- Born: 1948 Austria
- Died: 21 August 2013 (aged 64–65) Weitra, Austria
- Convictions: Murder (x5) Robbery (x9)
- Criminal penalty: Life imprisonment

Details
- Victims: 5
- Span of crimes: 1970–1972
- Country: Austria

= Harald Sassak =

Austrian serial killer

Harald Sassak (1948–21 August 2013) was an Austrian serial killer who went into criminal history as a gas assassin. He was also the longest-serving of Austrian imprisoned convicts. In the years 1971 and 1972, he committed, amongst other crimes, six killings out of greed and served a life sentence in prison for them.

== Life ==
Harald Sassak was the son of a bricklayer and an operator. He worked as a plumber and did his military service in the army from 1966 to 1969 in the Lainz hospital as an auxiliary. After he suffered from jaundice, he did not bring his employer medical confirmation and was therefore dismissed. He also gave up his subsequent job as a confectioner. He was described as very friendly and helpful by his family, friends and superiors. He always did very well in school and did not receive any disciplinary sanctions from the army.

When one day an elderly woman approached him, asking him if he could repair her gas appliance and then tipped him, he developed an idea he called the "gas trick."

Between 31 August 1970 and 12 February 1972, he spent time with elderly people as a servant of the gasworks, who wanted to check their equipment. As soon as he knew where the covert funds were, he diverted his victim, for example, by asking for a glass of water. If caught in the act, he killed his victim and fled. In some raids, his accomplice Johann Sharaditsch, whom he had met in a liquor room, helped him.

Surviving victims said that a chubby, nice man had asked for admission with the words: "The gas man is here!". He was always well dressed and had a seemingly valid identity card and expertise. Only after the victims revealed their money caches did he strike them down and rob them. Except for a single fingerprint, which could not be assigned to any person from the police files, no trace of the offender was left. However, when a neighbour of one of the victims, a graphic designer, had a very accurate facial composite of the perpetrator made by the draftsman of the bureau, the search became more concrete. A waiter of the Reiser hotel recognised the man as Harald Sassak by the facial composite and led the officials to the culprit, who was drinking a glass of wine. One of his victims identified him at the hotel and Sassak was arrested. On the way to the office, he confessed to his crimes.

On 22 January 1974, Sassak's trial began, with the reading of the indictment taking more than an hour. He confessed to his crimes, but claimed he did not participate in any murders. The coroner said that 79-year-old Richard Langer and 86-year-old Josefa Fierlinger died as a direct result of the violence. 69-year-old Aloisia Meschnark died of kidney failure 17 days after being hospitalised, 66-year-old Rosa Schwarz after seven days of brain soreness, 86-year-old Maria Aberle and 85-year-old Eleonore Hauer after ten or 38 days of pneumonia.
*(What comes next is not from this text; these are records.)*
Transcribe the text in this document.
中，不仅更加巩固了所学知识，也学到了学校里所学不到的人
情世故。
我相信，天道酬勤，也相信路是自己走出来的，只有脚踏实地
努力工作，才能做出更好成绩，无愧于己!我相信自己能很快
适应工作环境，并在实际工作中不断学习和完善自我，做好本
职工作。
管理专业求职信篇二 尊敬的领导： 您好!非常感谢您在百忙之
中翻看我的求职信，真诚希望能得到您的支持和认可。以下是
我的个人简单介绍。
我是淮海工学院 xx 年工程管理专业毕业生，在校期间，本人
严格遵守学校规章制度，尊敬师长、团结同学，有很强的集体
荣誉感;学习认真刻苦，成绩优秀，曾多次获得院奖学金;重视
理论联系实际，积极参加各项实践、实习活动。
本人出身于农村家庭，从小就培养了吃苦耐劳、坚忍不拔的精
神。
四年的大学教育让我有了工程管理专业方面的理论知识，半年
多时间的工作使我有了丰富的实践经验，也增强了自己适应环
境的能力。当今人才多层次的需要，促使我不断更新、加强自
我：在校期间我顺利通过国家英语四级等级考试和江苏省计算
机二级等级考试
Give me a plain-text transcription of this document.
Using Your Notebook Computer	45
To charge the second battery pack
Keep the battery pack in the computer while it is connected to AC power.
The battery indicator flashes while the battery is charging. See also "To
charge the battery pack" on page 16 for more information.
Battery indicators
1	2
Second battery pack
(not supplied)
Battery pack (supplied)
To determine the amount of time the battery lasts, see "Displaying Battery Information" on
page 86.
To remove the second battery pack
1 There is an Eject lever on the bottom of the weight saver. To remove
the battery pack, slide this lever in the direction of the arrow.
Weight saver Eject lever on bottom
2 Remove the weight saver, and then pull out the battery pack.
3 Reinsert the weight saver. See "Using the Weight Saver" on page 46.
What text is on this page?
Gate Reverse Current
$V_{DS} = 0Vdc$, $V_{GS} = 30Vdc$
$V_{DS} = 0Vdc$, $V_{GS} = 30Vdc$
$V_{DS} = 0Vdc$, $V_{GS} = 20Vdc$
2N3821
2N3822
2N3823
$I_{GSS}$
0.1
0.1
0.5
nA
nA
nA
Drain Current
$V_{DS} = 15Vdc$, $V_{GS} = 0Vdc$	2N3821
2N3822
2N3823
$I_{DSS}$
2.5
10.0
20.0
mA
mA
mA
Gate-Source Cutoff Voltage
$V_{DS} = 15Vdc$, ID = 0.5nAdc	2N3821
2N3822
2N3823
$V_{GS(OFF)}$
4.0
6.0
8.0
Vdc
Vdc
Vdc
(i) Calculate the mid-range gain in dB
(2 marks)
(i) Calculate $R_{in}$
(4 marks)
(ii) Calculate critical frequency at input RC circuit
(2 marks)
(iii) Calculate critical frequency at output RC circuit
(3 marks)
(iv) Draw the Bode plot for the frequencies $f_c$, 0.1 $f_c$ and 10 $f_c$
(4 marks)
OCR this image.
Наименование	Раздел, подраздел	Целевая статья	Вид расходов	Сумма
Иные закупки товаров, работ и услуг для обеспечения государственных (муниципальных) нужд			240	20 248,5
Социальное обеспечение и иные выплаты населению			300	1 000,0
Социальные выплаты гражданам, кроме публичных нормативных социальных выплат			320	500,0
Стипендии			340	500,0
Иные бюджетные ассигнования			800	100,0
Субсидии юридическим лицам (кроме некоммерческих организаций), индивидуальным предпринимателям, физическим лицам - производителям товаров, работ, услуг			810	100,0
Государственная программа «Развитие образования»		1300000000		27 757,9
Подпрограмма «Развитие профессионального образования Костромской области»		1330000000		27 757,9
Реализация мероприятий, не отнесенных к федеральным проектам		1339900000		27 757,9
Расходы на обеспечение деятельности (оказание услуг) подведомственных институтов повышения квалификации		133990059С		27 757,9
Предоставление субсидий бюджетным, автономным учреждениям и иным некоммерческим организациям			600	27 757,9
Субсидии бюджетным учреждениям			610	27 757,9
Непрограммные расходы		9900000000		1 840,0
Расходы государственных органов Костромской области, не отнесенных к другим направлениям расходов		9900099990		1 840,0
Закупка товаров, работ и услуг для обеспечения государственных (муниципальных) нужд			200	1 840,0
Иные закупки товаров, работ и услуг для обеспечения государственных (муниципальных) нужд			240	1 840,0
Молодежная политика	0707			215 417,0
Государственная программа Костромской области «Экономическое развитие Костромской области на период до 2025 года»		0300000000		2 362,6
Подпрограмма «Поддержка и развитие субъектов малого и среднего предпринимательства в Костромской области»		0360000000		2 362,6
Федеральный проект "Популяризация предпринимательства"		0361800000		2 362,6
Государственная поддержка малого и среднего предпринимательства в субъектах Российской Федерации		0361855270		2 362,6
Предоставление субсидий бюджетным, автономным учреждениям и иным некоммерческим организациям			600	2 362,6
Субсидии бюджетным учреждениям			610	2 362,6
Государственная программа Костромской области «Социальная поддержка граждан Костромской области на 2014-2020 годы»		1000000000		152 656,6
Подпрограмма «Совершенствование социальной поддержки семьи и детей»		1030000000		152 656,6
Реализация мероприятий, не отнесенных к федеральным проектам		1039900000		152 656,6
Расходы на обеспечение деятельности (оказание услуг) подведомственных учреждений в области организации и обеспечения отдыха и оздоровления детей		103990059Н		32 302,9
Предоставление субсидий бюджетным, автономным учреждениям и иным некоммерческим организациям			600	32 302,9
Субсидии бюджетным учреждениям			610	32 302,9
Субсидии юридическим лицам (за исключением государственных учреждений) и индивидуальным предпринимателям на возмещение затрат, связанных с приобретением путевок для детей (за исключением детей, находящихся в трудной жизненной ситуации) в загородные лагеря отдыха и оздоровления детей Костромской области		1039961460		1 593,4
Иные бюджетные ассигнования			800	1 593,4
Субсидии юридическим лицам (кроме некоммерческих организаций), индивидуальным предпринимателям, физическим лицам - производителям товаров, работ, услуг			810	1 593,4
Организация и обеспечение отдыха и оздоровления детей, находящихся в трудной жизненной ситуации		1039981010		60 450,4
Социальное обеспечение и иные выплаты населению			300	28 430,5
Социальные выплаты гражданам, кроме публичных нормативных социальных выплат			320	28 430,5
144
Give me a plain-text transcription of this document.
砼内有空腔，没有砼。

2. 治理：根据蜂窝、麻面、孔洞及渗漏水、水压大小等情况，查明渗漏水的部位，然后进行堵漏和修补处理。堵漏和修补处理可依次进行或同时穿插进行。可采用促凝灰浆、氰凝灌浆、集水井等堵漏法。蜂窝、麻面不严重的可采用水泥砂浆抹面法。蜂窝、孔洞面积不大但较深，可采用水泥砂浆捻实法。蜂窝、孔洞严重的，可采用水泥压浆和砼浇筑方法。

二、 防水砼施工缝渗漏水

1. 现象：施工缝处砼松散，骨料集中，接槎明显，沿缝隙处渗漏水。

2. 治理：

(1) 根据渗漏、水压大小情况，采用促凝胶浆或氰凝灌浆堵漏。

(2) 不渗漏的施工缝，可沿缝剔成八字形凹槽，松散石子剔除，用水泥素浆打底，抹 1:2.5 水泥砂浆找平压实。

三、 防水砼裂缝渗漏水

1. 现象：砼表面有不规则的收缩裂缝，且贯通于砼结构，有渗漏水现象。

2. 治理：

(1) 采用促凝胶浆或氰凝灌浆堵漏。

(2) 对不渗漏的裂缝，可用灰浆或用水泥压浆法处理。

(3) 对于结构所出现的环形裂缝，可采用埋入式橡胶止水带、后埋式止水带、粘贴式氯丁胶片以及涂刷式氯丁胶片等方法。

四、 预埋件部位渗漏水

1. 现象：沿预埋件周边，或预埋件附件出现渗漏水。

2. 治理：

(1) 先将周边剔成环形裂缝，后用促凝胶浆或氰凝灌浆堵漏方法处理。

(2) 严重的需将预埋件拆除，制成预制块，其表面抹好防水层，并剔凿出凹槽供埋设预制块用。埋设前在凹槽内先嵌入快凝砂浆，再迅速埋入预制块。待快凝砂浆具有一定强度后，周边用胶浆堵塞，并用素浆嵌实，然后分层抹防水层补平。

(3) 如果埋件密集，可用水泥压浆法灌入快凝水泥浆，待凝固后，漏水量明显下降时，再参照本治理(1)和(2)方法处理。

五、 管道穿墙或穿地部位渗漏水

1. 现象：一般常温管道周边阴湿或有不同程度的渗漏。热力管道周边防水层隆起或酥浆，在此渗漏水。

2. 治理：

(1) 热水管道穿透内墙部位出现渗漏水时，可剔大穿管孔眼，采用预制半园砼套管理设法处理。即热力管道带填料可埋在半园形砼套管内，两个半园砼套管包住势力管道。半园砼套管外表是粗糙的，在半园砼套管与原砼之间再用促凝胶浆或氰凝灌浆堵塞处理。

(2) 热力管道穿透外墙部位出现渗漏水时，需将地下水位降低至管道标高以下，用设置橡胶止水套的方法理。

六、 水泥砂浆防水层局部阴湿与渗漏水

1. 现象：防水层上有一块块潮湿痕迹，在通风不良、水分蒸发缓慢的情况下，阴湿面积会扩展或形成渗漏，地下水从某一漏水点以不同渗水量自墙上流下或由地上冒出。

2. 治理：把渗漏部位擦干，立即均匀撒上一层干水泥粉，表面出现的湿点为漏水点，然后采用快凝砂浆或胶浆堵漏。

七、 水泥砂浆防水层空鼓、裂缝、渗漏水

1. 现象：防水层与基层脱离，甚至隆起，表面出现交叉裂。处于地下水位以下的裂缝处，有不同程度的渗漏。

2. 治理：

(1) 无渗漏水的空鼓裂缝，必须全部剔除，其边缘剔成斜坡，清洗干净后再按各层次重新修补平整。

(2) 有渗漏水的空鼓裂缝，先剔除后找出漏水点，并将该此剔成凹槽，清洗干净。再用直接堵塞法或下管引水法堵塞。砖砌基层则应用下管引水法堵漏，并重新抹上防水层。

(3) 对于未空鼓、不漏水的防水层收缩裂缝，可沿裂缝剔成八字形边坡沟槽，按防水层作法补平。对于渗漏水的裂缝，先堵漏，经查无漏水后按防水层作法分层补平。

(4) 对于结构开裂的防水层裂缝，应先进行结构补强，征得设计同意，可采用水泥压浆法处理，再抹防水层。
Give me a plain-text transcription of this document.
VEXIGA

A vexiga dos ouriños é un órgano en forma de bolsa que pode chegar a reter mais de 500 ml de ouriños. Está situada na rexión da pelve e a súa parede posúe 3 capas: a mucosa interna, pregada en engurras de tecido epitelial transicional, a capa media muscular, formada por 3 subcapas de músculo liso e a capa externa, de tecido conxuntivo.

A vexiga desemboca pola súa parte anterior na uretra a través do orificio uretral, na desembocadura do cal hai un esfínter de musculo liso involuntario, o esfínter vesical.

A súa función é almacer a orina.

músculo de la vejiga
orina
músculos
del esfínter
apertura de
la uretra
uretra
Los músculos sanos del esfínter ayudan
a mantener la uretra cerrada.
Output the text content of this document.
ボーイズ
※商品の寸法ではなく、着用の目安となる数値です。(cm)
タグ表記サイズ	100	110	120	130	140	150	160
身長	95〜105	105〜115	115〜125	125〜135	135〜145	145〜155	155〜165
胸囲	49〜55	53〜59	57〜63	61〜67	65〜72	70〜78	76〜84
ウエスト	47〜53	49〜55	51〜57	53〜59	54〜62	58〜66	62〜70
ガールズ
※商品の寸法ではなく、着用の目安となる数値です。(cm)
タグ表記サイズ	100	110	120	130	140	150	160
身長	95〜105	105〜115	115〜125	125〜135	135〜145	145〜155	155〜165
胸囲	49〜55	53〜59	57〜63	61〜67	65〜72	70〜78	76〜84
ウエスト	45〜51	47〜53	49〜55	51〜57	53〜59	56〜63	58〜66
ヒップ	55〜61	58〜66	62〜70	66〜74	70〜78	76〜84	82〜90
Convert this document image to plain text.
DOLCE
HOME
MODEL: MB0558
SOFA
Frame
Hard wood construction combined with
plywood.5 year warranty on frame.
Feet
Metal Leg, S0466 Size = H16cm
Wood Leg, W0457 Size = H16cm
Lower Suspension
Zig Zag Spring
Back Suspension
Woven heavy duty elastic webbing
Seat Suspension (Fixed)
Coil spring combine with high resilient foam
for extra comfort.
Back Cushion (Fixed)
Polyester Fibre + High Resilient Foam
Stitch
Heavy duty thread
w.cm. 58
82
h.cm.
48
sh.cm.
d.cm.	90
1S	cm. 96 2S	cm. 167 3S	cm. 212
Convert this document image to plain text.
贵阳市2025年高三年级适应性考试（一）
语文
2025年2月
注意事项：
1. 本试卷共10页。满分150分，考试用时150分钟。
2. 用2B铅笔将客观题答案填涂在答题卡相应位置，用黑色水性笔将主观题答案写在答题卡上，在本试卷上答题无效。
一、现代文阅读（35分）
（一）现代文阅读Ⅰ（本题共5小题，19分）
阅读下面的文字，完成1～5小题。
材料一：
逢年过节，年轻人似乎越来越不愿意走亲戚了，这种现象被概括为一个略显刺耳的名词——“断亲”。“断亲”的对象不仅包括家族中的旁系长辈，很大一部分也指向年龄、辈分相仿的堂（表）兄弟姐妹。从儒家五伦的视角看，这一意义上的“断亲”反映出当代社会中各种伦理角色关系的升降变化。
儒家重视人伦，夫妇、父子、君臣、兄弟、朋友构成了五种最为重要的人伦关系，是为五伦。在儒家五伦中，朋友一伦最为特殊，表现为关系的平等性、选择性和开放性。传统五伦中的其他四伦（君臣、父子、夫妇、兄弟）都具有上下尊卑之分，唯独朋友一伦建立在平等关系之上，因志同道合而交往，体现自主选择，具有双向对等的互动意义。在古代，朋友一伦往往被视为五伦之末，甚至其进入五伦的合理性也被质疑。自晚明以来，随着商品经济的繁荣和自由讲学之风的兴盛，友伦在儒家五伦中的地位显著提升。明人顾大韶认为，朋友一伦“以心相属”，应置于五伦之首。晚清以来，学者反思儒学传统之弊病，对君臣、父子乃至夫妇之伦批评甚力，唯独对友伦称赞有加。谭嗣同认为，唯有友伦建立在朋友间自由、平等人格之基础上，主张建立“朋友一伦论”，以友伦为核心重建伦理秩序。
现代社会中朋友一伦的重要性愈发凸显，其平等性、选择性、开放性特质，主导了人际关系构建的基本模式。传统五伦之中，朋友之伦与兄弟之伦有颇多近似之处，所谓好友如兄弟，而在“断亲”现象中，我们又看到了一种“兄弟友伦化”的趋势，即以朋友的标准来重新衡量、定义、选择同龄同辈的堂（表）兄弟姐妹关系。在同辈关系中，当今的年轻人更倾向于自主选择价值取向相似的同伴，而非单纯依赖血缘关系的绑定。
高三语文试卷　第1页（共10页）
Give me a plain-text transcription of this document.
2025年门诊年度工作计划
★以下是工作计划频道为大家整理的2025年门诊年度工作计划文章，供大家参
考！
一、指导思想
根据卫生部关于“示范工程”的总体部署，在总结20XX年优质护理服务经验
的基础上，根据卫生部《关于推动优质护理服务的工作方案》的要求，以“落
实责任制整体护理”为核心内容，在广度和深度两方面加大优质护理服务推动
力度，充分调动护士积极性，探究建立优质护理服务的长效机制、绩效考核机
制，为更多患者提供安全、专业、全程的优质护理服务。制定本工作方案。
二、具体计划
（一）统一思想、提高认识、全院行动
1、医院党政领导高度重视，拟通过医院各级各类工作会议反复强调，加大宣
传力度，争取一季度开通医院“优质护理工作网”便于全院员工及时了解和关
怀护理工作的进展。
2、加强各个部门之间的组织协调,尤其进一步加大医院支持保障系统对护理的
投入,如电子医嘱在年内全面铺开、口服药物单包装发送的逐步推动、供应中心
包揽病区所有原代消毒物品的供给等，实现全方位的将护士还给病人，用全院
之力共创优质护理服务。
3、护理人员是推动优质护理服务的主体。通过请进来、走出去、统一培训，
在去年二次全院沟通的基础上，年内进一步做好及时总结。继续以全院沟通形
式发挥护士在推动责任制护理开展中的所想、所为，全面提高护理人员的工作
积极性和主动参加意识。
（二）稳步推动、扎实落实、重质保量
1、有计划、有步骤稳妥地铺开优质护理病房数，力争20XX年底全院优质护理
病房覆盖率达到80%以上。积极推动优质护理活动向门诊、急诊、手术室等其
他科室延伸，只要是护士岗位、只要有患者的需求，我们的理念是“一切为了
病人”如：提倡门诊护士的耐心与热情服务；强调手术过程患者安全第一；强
According to the report, there was a connection between the death of women and the use of force. Gabriele Hammer, who died 54 days after being attacked by Sassak, could no longer find evidence of violence.

On 7 February 1974, Sassak was convicted of robbing Josefa Fierlinger, the predatory manslaughter of Richard Langer, Aloisia Meschnark, Rosa Schwarz, Maria Aberle and Eleonore Hauer, as well as robbery and theft in nine cases, for which he was sentenced to life imprisonment. His accomplice, Johann Sharaditsch, was guilty of theft, robbery in two cases and theft in two cases and was sentenced to 18 years in prison.

Sassak died on 21 August 2013, as a result of prolonged illness in a Lower Austrian nursing home, after being released from prison shortly after more than 39 years behind bars.

== See also ==
- List of serial killers by country

== Literature ==

- Andreas Zeppelzauer, Regina Zeppelzauer: Mord. Die spektakulärsten Mordfälle Österreichs; Psychogramme, Bilder und Berichte. Verlag für Sammler, Graz 2005, ISBN 3-85365-215-8.